Friday 23 August 2013

New To Investing: Here Are Some Simple Tips

By Cleveland Jernigan


While it's just common sense that saving money is a smart move, we don't always know how to set up a savings plan for our retirement years. There are so many types of investments, and with so much economic instability these days, it's difficult to know where we should put our money. However, if you haven't begun to save for your golden years, there is no time like the present. Here is some helpful information that will help you formulate a retirement plan.

There are so many different types of investments, but one that makes a lot of sense is a 401 (k) plan. These are plans that are offered by many employers, and the best part about these plans is that your company often will match the money you set aside up to a set amount. For example, you might save $100 from each paycheck and your boss also will put in an additional $100 into your 401 (k) each month. So now you have saved $200, but it only cost you $100, and you really can't beat a deal like that.

When you are young and your salary is low, setting aside money can seem really difficult as you just don't have a ton of disposable income after paying bills and rent. However, if you were able to save $200 per paycheck and your boss also added $200 each paycheck, in just one year, you would have $4,800 saved, not counting any interest earned. Even if you stayed at the same salary for 40 years, by the time you retire, you will have more than $100,000 in the account. However, salaries do typically rise, you can add more and the more you add the more interest you earn. Often, people who invest continuously in their 401 (k) have more than one million dollars in savings.

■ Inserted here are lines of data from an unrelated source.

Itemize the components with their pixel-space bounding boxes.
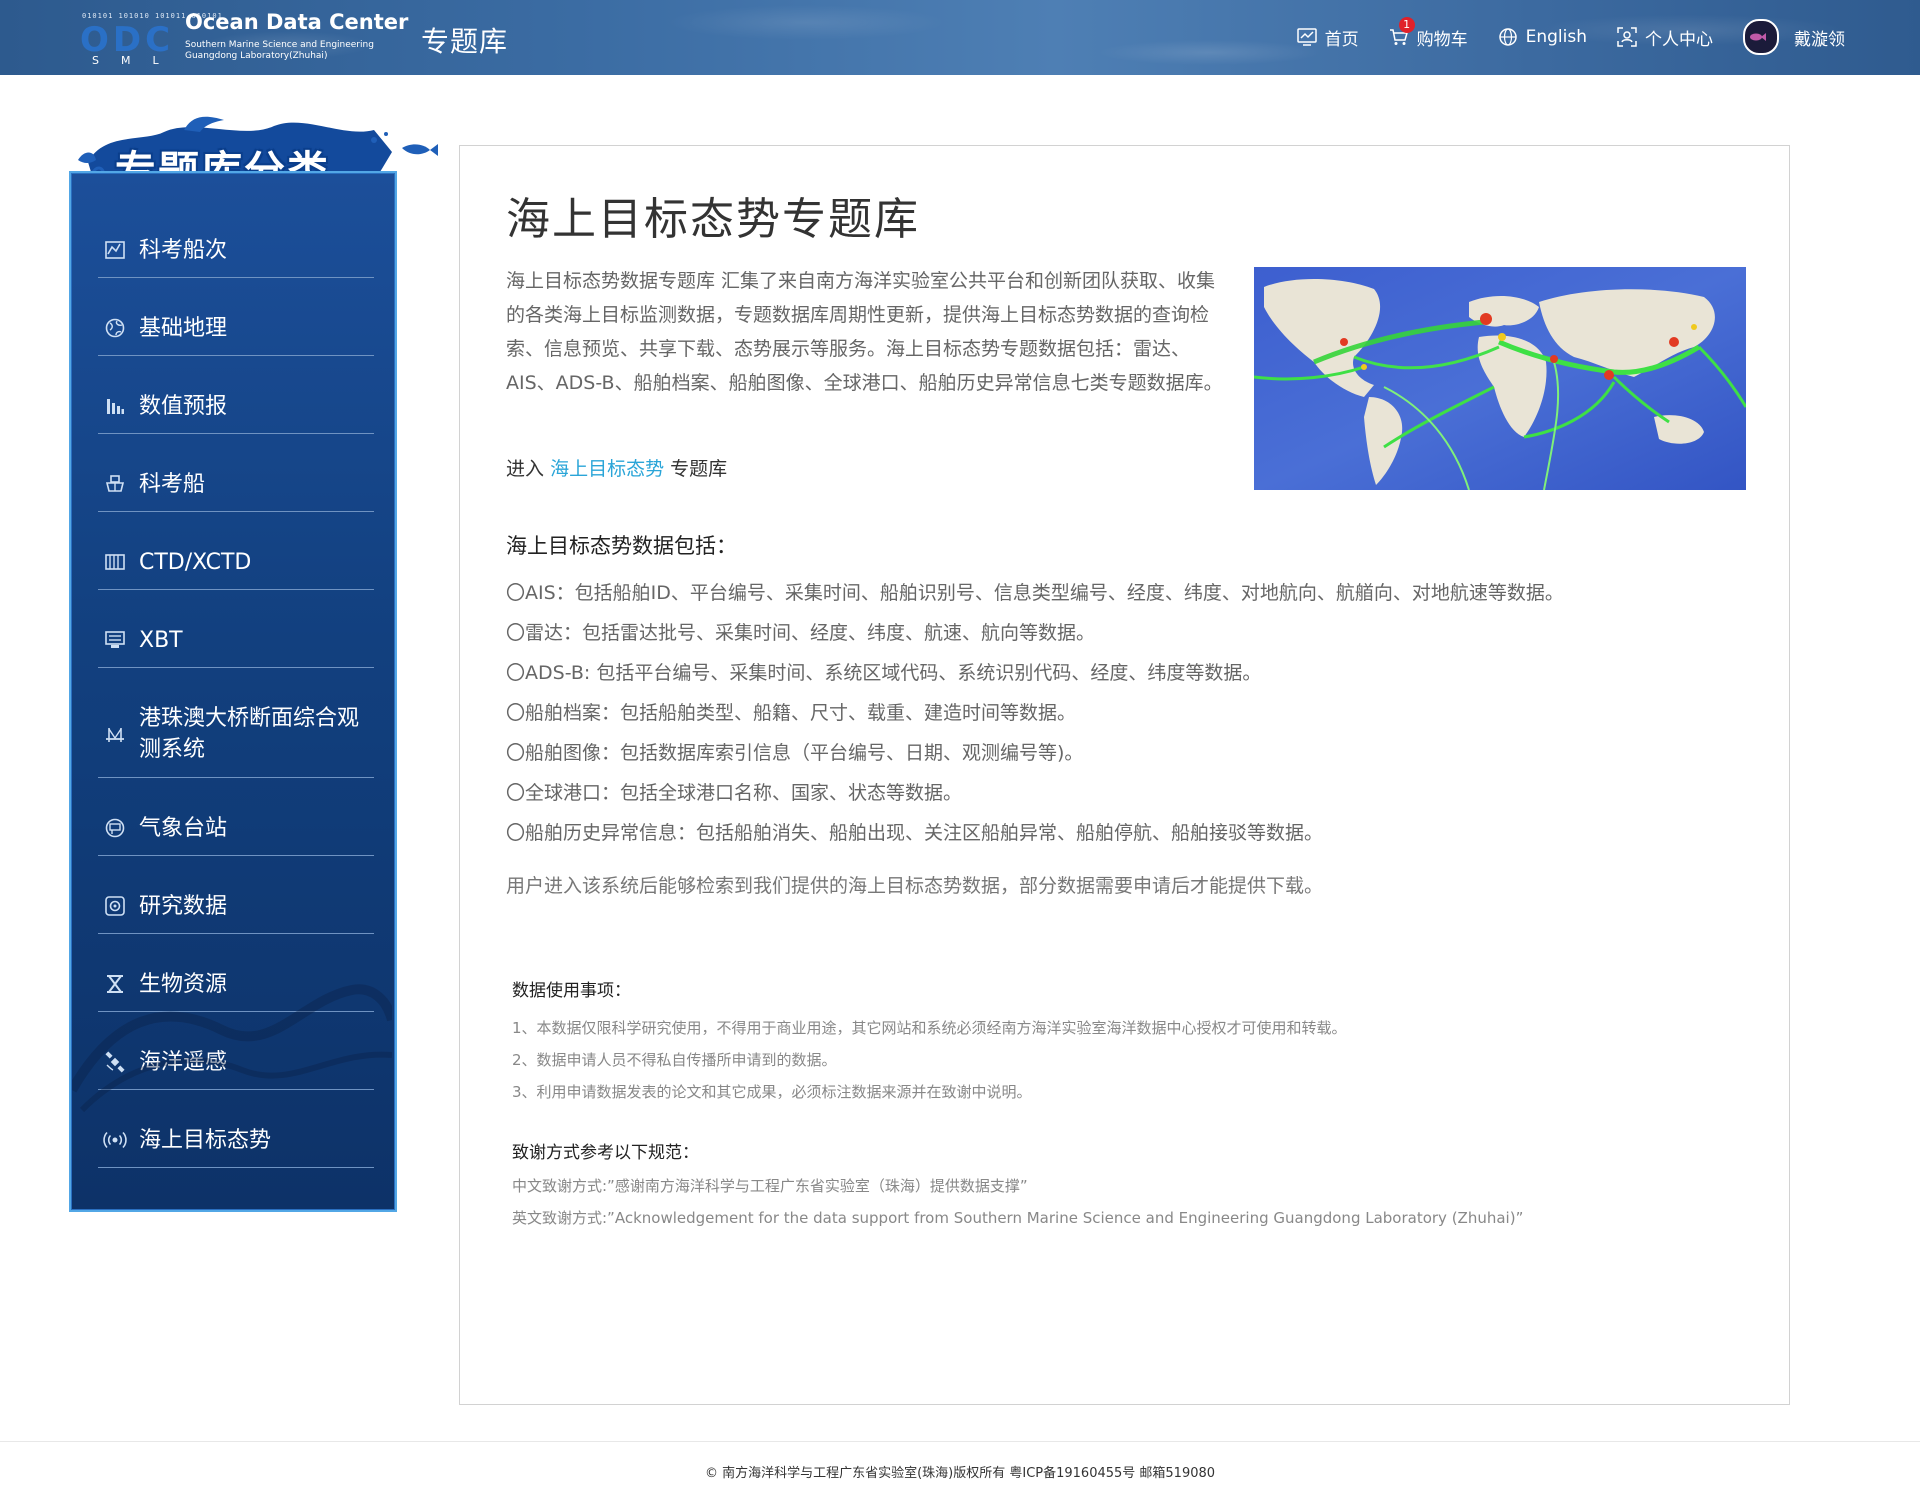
logo-subtitle: Southern Marine Science and Engineering … [185, 40, 374, 62]
usage-item: 2、数据申请人员不得私自传播所申请到的数据。 [512, 1051, 837, 1069]
includes-list: 〇AIS：包括船舶ID、平台编号、采集时间、船舶识别号、信息类型编号、经度、纬度… [506, 573, 1564, 853]
includes-item: 〇AIS：包括船舶ID、平台编号、采集时间、船舶识别号、信息类型编号、经度、纬度… [506, 582, 1564, 604]
nav-profile-label: 个人中心 [1645, 29, 1713, 50]
ctd-device-icon [103, 550, 127, 574]
logo-subtitle-line2: Guangdong Laboratory(Zhuhai) [185, 51, 328, 61]
sidebar-item-maritime-targets[interactable]: 海上目标态势 [98, 1113, 374, 1168]
sidebar-item-label: 科考船 [139, 471, 206, 497]
sidebar-item-label: XBT [139, 627, 183, 653]
usage-title: 数据使用事项： [512, 981, 631, 1001]
page-title: 海上目标态势专题库 [506, 194, 920, 245]
logo-title: Ocean Data Center [185, 10, 409, 34]
sidebar-item-label: 数值预报 [139, 393, 228, 419]
top-header: 010101 101010 101011 010101 ODC SML Ocea… [0, 0, 1920, 75]
intro-paragraph: 海上目标态势数据专题库 汇集了来自南方海洋实验室公共平台和创新团队获取、收集的各… [506, 270, 1223, 394]
research-icon [103, 894, 127, 918]
nav-language[interactable]: English [1498, 27, 1587, 47]
includes-item: 〇雷达：包括雷达批号、采集时间、经度、纬度、航速、航向等数据。 [506, 622, 1096, 644]
bar-chart-icon [103, 394, 127, 418]
globe-icon [103, 316, 127, 340]
acknowledgement-item: 英文致谢方式:”Acknowledgement for the data sup… [512, 1209, 1524, 1227]
bridge-icon [103, 722, 127, 746]
includes-item: 〇船舶图像：包括数据库索引信息（平台编号、日期、观测编号等)。 [506, 742, 1084, 764]
topic-panel: 海上目标态势专题库 海上目标态势数据专题库 汇集了来自南方海洋实验室公共平台和创… [459, 145, 1790, 1405]
ship-icon [103, 472, 127, 496]
sidebar-item-ctd-xctd[interactable]: CTD/XCTD [98, 535, 374, 590]
sidebar-item-label: 科考船次 [139, 237, 228, 263]
usage-list: 1、本数据仅限科学研究使用，不得用于商业用途，其它网站和系统必须经南方海洋实验室… [512, 1012, 1347, 1108]
cart-count-badge: 1 [1398, 16, 1415, 33]
includes-item: 〇船舶历史异常信息：包括船舶消失、船舶出现、关注区船舶异常、船舶停航、船舶接驳等… [506, 822, 1324, 844]
weather-station-icon [103, 816, 127, 840]
nav-home[interactable]: 首页 [1296, 25, 1359, 50]
usage-item: 3、利用申请数据发表的论文和其它成果，必须标注数据来源并在致谢中说明。 [512, 1083, 1032, 1101]
footer-divider [0, 1441, 1920, 1442]
enter-prefix: 进入 [506, 458, 545, 480]
odc-logo-mark: 010101 101010 101011 010101 ODC SML [80, 12, 222, 68]
enter-suffix: 专题库 [670, 458, 728, 480]
nav-language-label: English [1525, 27, 1587, 47]
top-nav: 首页 1 购物车 English 个人中心 戴漩领 [1267, 16, 1845, 55]
sidebar-item-research-voyages[interactable]: 科考船次 [98, 223, 374, 278]
sidebar-item-research-ship[interactable]: 科考船 [98, 457, 374, 512]
includes-item: 〇全球港口：包括全球港口名称、国家、状态等数据。 [506, 782, 963, 804]
sidebar-item-label: 海上目标态势 [139, 1127, 272, 1153]
sidebar-item-numerical-forecast[interactable]: 数值预报 [98, 379, 374, 434]
monitor-chart-icon [1296, 28, 1317, 46]
globe-language-icon [1498, 28, 1517, 46]
sidebar-item-basic-geography[interactable]: 基础地理 [98, 301, 374, 356]
enter-line: 进入 海上目标态势 专题库 [506, 454, 727, 481]
sidebar-item-weather-station[interactable]: 气象台站 [98, 801, 374, 856]
user-name: 戴漩领 [1794, 29, 1845, 50]
sidebar-item-label: 气象台站 [139, 815, 228, 841]
includes-title: 海上目标态势数据包括： [506, 534, 737, 558]
logo-sml: SML [92, 54, 181, 67]
nav-user[interactable]: 戴漩领 [1743, 19, 1845, 55]
global-ship-traffic-map [1254, 267, 1746, 490]
acknowledgement-title: 致谢方式参考以下规范： [512, 1143, 699, 1163]
sidebar-item-xbt[interactable]: XBT [98, 613, 374, 668]
sidebar-item-hzmb-observation[interactable]: 港珠澳大桥断面综合观测系统 [98, 691, 374, 778]
sidebar-wave-decoration [72, 984, 392, 1113]
page-section-label: 专题库 [421, 25, 509, 58]
nav-cart[interactable]: 1 购物车 [1389, 16, 1468, 50]
avatar [1743, 19, 1779, 55]
sidebar-item-research-data[interactable]: 研究数据 [98, 879, 374, 934]
acknowledgement-list: 中文致谢方式:”感谢南方海洋科学与工程广东省实验室（珠海）提供数据支撑” 英文致… [512, 1170, 1523, 1234]
sidebar-item-label: 基础地理 [139, 315, 228, 341]
voyage-chart-icon [103, 238, 127, 262]
acknowledgement-item: 中文致谢方式:”感谢南方海洋科学与工程广东省实验室（珠海）提供数据支撑” [512, 1177, 1028, 1195]
sidebar-item-label: 研究数据 [139, 893, 228, 919]
enter-topic-link[interactable]: 海上目标态势 [550, 458, 664, 480]
nav-cart-label: 购物车 [1416, 29, 1468, 50]
signal-icon [103, 1128, 127, 1152]
xbt-device-icon [103, 628, 127, 652]
site-logo[interactable]: 010101 101010 101011 010101 ODC SML Ocea… [80, 8, 408, 68]
sidebar-item-label: CTD/XCTD [139, 549, 252, 575]
usage-item: 1、本数据仅限科学研究使用，不得用于商业用途，其它网站和系统必须经南方海洋实验室… [512, 1019, 1347, 1037]
nav-profile[interactable]: 个人中心 [1617, 25, 1713, 50]
footer: © 南方海洋科学与工程广东省实验室(珠海)版权所有 粤ICP备19160455号… [704, 1466, 1216, 1481]
logo-subtitle-line1: Southern Marine Science and Engineering [185, 40, 374, 50]
includes-item: 〇船舶档案：包括船舶类型、船籍、尺寸、载重、建造时间等数据。 [506, 702, 1077, 724]
includes-item: 〇ADS-B: 包括平台编号、采集时间、系统区域代码、系统识别代码、经度、纬度等… [506, 662, 1262, 684]
avatar-fish-icon [1750, 33, 1766, 41]
nav-home-label: 首页 [1324, 29, 1359, 50]
sidebar-item-label: 港珠澳大桥断面综合观测系统 [139, 706, 360, 762]
user-access-note: 用户进入该系统后能够检索到我们提供的海上目标态势数据，部分数据需要申请后才能提供… [506, 875, 1324, 897]
user-scan-icon [1617, 27, 1637, 47]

If your company doesn't have a 401 (k) plan or you just want to save a little more, an individual retirement account is a safe way to invest. Most banks offer these accounts, which are commonly known as IRAs. There are several different kinds, and some you get directly from a bank or financial service and others you can get through your employer. Talk to the financial advisor at your bank or someone in the HR department of your company and ask about different types of IRAs.

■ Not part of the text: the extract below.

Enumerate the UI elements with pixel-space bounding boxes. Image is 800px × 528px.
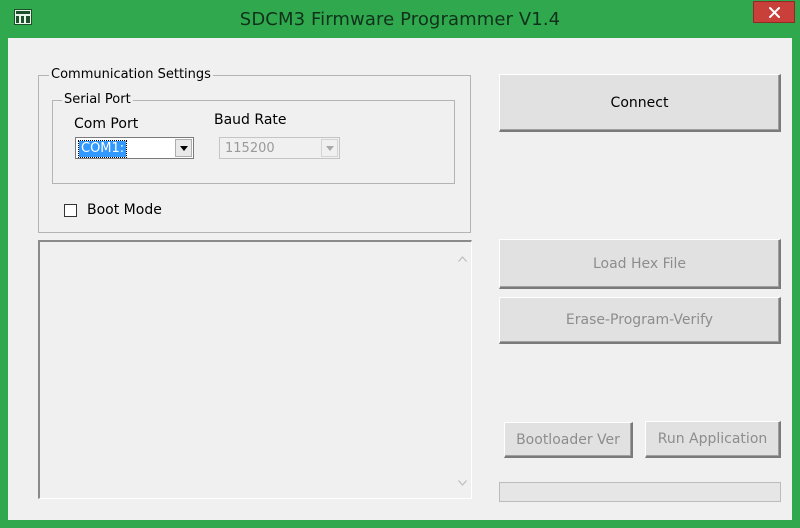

Certainly the stock market is still a place where money can be made and often at a much faster pace than any type of savings account. Of course, the risk is much higher, especially if you simply purchase stock in a single company. After all, if the company isn't doing well, neither is their stock. One way to minimize the risk of the stock market, but still take advantage of potential earnings, is to buy shares of a mutual fund. This is a diversified type of investment where your money is spread among many different holdings or companies in order to keep the risk as low as possible. With diversity, your risk is lower simply because you aren't betting on one single company. Most mutual funds are considered to be long-term investment strategies and a good way to build a future retirement portfolio.

Just as there are many industries and many companies out there in the market, there are thousands of mutual funds. Talking to a trusted finance advisor is always a smart idea before you invest. There are many mutual funds, and each focuses on something specific. For instance, a green energy fund will focus on alternative sources of energy such as companies who work with solar power or wind power. A China fund will focus on holdings or companies that are based only in China and Hong Kong, and these companies will be from a variety of industries, from technology to banking. There are mutual funds for just about every country, region or industry imaginable, so there are plenty of interesting investment choices to consider.